Le classement des surfaces d’assolement en zone à bâtir

Télécharger en PDF

ATF 145 II 32 | TF, 21.11.2018, 1C_46/2017*

Les cantons sont en droit de classer des surfaces d’assolement en zone à bâtir moyennant une pesée de tous les intérêts en présence ; les critères posés à l’art. 30 al. 1bis OAT doivent être pris en considération dans le cadre de cette pesée. Une obligation de compensation des surfaces d’assolement ne saurait être imposée que lorsque le canton ne dispose pas d’une réserve suffisante de ces surfaces.

Faits

Une société envisage de réaliser un projet-pilote de géothermie profonde dans le canton du Jura. Ce projet implique le passage de surfaces d’assolement (SDA) en zone à bâtir. Cette perte de SDA est partiellement compensée.

Des opposants contestent notamment le déclassement des SDA. Ils soulèvent que le canton du Jura ne dispose que d’une réserve de SDA limitée et que le principe du maintien ou de la compensation intégrale de ces surfaces devrait prévaloir. Le Conseil d’État du canton du Jura, puis la Cour administrative du canton du Jura, approuvent le projet et rejettent les oppositions.

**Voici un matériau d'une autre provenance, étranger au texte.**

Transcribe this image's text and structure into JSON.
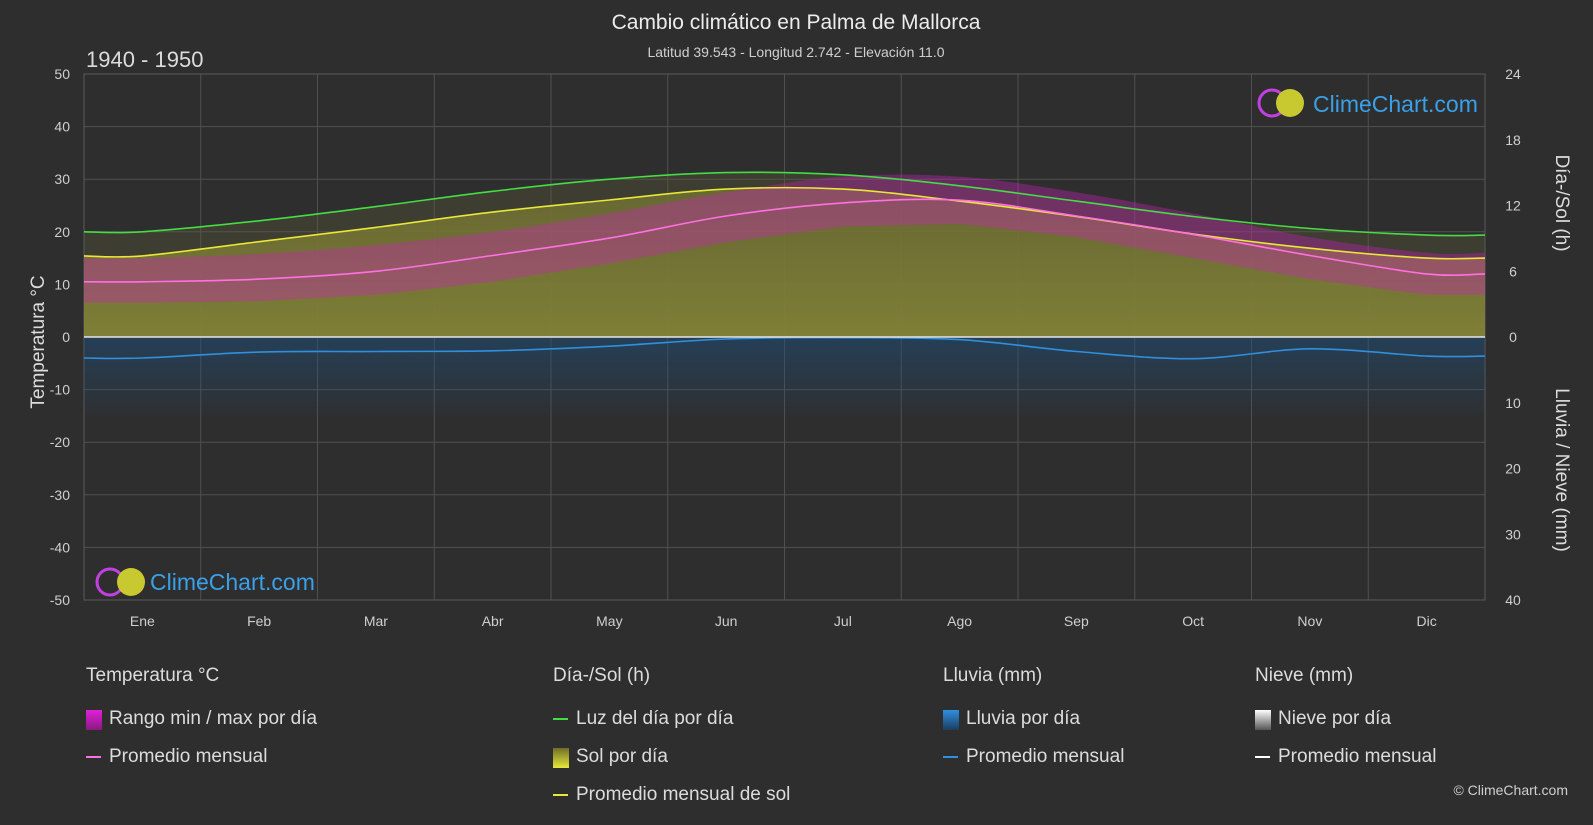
{
  "header": {
    "title": "Cambio climático en Palma de Mallorca",
    "subtitle": "Latitud 39.543 - Longitud 2.742 - Elevación 11.0",
    "period": "1940 - 1950"
  },
  "watermark": {
    "text": "ClimeChart.com"
  },
  "copyright": "© ClimeChart.com",
  "legend": {
    "temperature": {
      "title": "Temperatura °C",
      "range_label": "Rango min / max por día",
      "avg_label": "Promedio mensual"
    },
    "daylight": {
      "title": "Día-/Sol (h)",
      "daylight_label": "Luz del día por día",
      "sun_label": "Sol por día",
      "sun_avg_label": "Promedio mensual de sol"
    },
    "rain": {
      "title": "Lluvia (mm)",
      "rain_label": "Lluvia por día",
      "avg_label": "Promedio mensual"
    },
    "snow": {
      "title": "Nieve (mm)",
      "snow_label": "Nieve por día",
      "avg_label": "Promedio mensual"
    }
  },
  "colors": {
    "background": "#2e2e2e",
    "daylight": "#44dd44",
    "sunshine_fill": "#a8a832",
    "sunshine_avg": "#e8e838",
    "temp_range": "#d020c0",
    "temp_avg": "#ff70e0",
    "rain": "#2a7ac0",
    "rain_avg": "#2f8fe0",
    "snow_avg": "#ffffff",
    "watermark_text": "#3aa0e8"
  },
  "chart_data": {
    "type": "area",
    "months": [
      "Ene",
      "Feb",
      "Mar",
      "Abr",
      "May",
      "Jun",
      "Jul",
      "Ago",
      "Sep",
      "Oct",
      "Nov",
      "Dic"
    ],
    "y_left": {
      "label": "Temperatura °C",
      "range": [
        -50,
        50
      ],
      "ticks": [
        50,
        40,
        30,
        20,
        10,
        0,
        -10,
        -20,
        -30,
        -40,
        -50
      ]
    },
    "y_right_top": {
      "label": "Día-/Sol (h)",
      "range": [
        0,
        24
      ],
      "ticks": [
        24,
        18,
        12,
        6,
        0
      ]
    },
    "y_right_bottom": {
      "label": "Lluvia / Nieve (mm)",
      "range": [
        0,
        40
      ],
      "ticks": [
        0,
        10,
        20,
        30,
        40
      ]
    },
    "grid": true,
    "series": {
      "daylight_hours": [
        9.6,
        10.6,
        11.9,
        13.3,
        14.4,
        15.0,
        14.8,
        13.8,
        12.4,
        11.0,
        9.9,
        9.3
      ],
      "sunshine_hours_avg": [
        7.4,
        8.7,
        10.0,
        11.4,
        12.5,
        13.5,
        13.5,
        12.4,
        11.0,
        9.4,
        8.1,
        7.2
      ],
      "temp_avg_c": [
        10.5,
        11.0,
        12.5,
        15.5,
        18.8,
        23.0,
        25.5,
        26.0,
        23.0,
        19.5,
        15.5,
        12.0
      ],
      "temp_max_avg_c": [
        15.0,
        15.8,
        17.5,
        20.0,
        23.5,
        27.5,
        30.5,
        30.5,
        27.5,
        23.5,
        19.0,
        16.0
      ],
      "temp_min_avg_c": [
        6.5,
        6.8,
        8.0,
        10.5,
        14.0,
        18.0,
        21.0,
        21.5,
        19.0,
        15.0,
        11.0,
        8.0
      ],
      "rain_avg_mm": [
        3.2,
        2.3,
        2.2,
        2.1,
        1.4,
        0.3,
        0.1,
        0.4,
        2.2,
        3.3,
        1.8,
        2.9
      ],
      "snow_avg_mm": [
        0,
        0,
        0,
        0,
        0,
        0,
        0,
        0,
        0,
        0,
        0,
        0
      ]
    }
  }
}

Les opposants forment un recours en matière de droit public au Tribunal fédéral. Celui-ci doit se prononcer sur le classement des SDA en zone à bâtir (art. 30 al. 1bis OAT).

Droit

Les SDA font partie du territoire qui se prête à l’agriculture (art. 6 al. 2 let. a LAT). Elles sont garanties par des mesures d’aménagement du territoire (cf. art. 3 al. 2 let. a LAT et art. 26 ss OAT). Chaque canton est tenu de respecter la surface minimale d’assolement telle que définie par le plan sectoriel de la Confédération (art. 2829 et 30 al. 2 OAT).

D’une manière générale, le Tribunal fédéral considère que les SDA peuvent être utilisées par les cantons à des fins autres qu’agricoles moyennant une pesée complète des intérêts en présence. L’art. 30 al. 1bis OAT vient préciser que des SDA ne peuvent être classées en zone à bâtir que (let. a) lorsqu’un objectif que le canton estime important ne peut pas être atteint judicieusement sans recourir aux SDA ; et (let. b) lorsqu’il peut être assuré que les surfaces sollicitées seront utilisées de manière optimale selon l’état des connaissances.

En l’occurrence, l’instance inférieure a estimé qu’elle n’avait pas à examiner les conditions de l’art. 30 al. 1bis OAT pour juger du classement des SDA en zone à bâtir au motif que le canton du Jura dispose d’une surface de SDA supérieure au quota fixé par la Confédération et que les SDA de réserve perdues dans le cadre du projet sont compensées. Cette interprétation est contestée par l’Office fédéral du développement territorial (ARE).

Le Tribunal fédéral relève que l’art. 30 al. 1bis OAT permet aux cantons de classer des SDA en zone à bâtir à des conditions strictes afin de tenir compte de la nécessité de maintenir ces surfaces (cf. art. 15 al. 3 LAT). Ce n’est que lorsqu’un canton dispose de réserves de SDA suffisantes qu’il est en droit de recourir à l’art. 30 al. 1bis OAT. A défaut, c’est l’art. 30 al. 2 OAT qui s’applique et qui empêche un tel classement à moins qu’il soit intégralement compensé.

Le Tribunal fédéral estime ainsi, sur le fondement de sa jurisprudence et de l’avis de l’ARE, que les cantons sont en droit de disposer des SDA moyennant une pesée de tous les intérêts en présence ; les critères posés à l’art. 30 al. 1bis OAT doivent être pris en considération dans le cadre de cette pesée. Une obligation de compensation des SDA ne saurait toutefois être imposée que lorsque le canton ne dispose d’une réserve de SDA insuffisante, ce qui n’est pas le cas du canton du Jura. Cela étant, une compensation partielle des SDA constitue un critère dans la pesée des intérêts en faveur de l’admissibilité du classement.

En l’espèce, après avoir pondéré l’ensemble des intérêts en présence, le Tribunal fédéral retient que la réalisation du projet-pilote de géothermie profonde représente un objectif au sens de l’art. 30 al. 1bis let. a OAT pour le canton et que la perte de SDA partiellement compensée satisfait aux exigences de l’art. 30 al. 1bis OAT.

Partant, le Tribunal fédéral rejette le recours.